Seseorang menahan pintu untukmu (yep, kamu tidak minta dan yep, perempuan yang membukanya), tapi alih-alih mengucapkan "terima kasih", kamu ngelonyor ala model iklan sampo. Mengapa sulit sekali mengucapkan dua kata tersebut—kepada orang asing dan orang terdekat? Padahal (sepertinya kita semua setuju), dua morfem itu penting.

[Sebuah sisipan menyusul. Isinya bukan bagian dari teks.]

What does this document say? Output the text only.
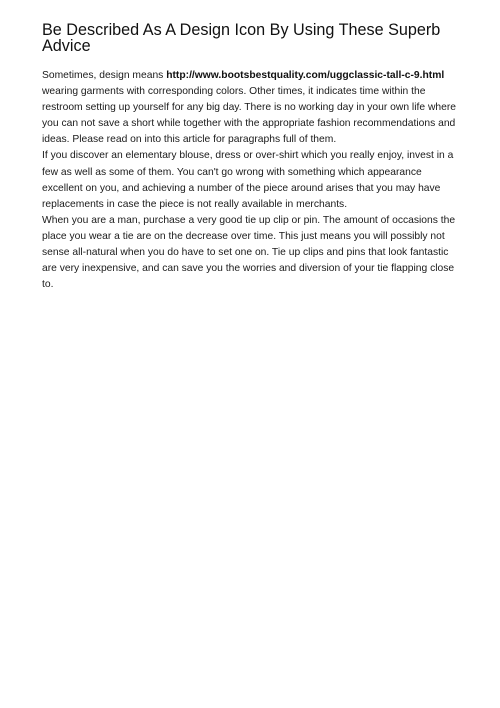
Be Described As A Design Icon By Using These Superb Advice

Sometimes, design means http://www.bootsbestquality.com/uggclassic-tall-c-9.html wearing garments with corresponding colors. Other times, it indicates time within the restroom setting up yourself for any big day. There is no working day in your own life where you can not save a short while together with the appropriate fashion recommendations and ideas. Please read on into this article for paragraphs full of them.

If you discover an elementary blouse, dress or over-shirt which you really enjoy, invest in a few as well as some of them. You can't go wrong with something which appearance excellent on you, and achieving a number of the piece around arises that you may have replacements in case the piece is not really available in merchants.

When you are a man, purchase a very good tie up clip or pin. The amount of occasions the place you wear a tie are on the decrease over time. This just means you will possibly not sense all-natural when you do have to set one on. Tie up clips and pins that look fantastic are very inexpensive, and can save you the worries and diversion of your tie flapping close to.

“Mengucapkan terima kasih kepada orang lain, jika dilakukan dengan tulus merupakan ekspresi rasa syukur seseorang atas hal baik yang terjadi di kehidupan, yang merupakan pemberian dari pihak lain (orang lain, pasangan, keluarga, Tuhan). Hal ini penting bagi individu yang mengucapkan dan yang menerima ucapan terima kasih tersebut," ujar Pingkan C. B. Rumondor, M.Psi, Psikolog., seorang dosen dan psikolog klinis dari Universitas Bina Nusantara, Jakarta, dan pendiri Cinta Setara. Selain itu, “rasa bersyukur dan ungkapan terima kasih yang tulus ini berkaitan erat dengan kebahagiaan, kebermaknaan hidup seseorang, bahkan turut mendukung kesehatan fisik seseorang,” tambahnya.

Memang tidak ada keharusan, atau hitam di atas putih bahwa terima kasih harus disampaikan baik verbal atau melalui email. Namun, coba pertimbangkan apa yang disampaikan Pingkan ini, yakni "efek dari ucapan terima kasih."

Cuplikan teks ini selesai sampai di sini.